Catalonia voters boosted two separatist parties on Sunday, securing a parliamentary majority in the regional legislature and advancing their cause of breaking away from Spain.
"With more than 98 percent of the votes counted, the nationalist coalition Junts Pel Sí (Together for Yes) were projected to win 62 seats, while far-left pro-independence Popular Unity Candidacy, known in Spain as CUP, were set to gain 10 seats, meaning an alliance of the two parties could give secessionists an absolute majority in the region’s 135-seat parliament," The Guardian U.K. reported
Spain's central government, based in Madrid, has called the independence push illegal, and has vowed to stop a breakaway.
The Wall Street Journal explained
that, while Catalonian separatists hold a majority in the regional parliament, they won a minority of the popular vote on Sunday — 48 percent.
"A quirk in election law — which gives greater weight to ballots from more sparsely populated rural areas — enabled the independence tickets to win," The Journal noted.
Ines Arrimadas, the leading regional parliamentary candidate for the anti-independence Citizens party, said that pro-independence leader Artur Mas should resign after failing to win the popular vote.
"He said the majority of Catalans were with him. Today the majority of Catalans turned their back on him and the only thing he must do is resign," said Arrimadas, The Associated Press reported
Catalonia is accounts for roughly one fifth of Spain's economy, and one quarter of its exports.

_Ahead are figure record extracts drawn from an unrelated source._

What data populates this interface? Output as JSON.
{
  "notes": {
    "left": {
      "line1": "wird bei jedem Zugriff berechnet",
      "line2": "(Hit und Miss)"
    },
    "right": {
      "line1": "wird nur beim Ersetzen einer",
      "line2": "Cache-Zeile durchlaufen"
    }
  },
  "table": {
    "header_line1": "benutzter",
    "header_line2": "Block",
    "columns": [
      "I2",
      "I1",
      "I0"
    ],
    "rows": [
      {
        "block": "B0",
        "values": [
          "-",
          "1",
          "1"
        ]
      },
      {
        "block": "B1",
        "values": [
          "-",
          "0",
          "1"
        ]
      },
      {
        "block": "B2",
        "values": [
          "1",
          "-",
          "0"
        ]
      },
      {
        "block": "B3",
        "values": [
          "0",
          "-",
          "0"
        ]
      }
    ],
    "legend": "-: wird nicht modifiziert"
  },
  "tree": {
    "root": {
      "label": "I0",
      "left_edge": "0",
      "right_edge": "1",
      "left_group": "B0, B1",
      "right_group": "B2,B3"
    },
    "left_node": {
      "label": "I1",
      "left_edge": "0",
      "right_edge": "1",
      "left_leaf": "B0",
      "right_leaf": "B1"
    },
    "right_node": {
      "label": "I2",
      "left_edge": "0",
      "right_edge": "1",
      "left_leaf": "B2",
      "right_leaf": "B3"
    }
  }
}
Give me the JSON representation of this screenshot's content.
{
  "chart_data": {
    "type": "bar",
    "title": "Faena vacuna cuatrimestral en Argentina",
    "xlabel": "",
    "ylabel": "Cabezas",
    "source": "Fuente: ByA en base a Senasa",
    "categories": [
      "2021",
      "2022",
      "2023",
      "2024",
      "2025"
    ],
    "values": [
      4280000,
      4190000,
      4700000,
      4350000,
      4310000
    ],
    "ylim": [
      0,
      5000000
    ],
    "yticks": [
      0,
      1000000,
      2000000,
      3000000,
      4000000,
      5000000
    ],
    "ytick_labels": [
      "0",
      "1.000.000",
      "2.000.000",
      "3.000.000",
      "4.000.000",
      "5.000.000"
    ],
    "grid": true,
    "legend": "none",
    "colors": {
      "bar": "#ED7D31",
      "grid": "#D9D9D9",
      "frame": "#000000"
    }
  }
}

Catalonians say that the national government over taxes the region, and does not offer proportionate benefits in return. The distinct language spoken in the region was also suppressed under Francisco Franco's dictatorship from 1939-1975. In general, the more rural regions of Catalonia tend to support independence, while urbanites, like those living in Barcelona, tend to favor unity with Spain.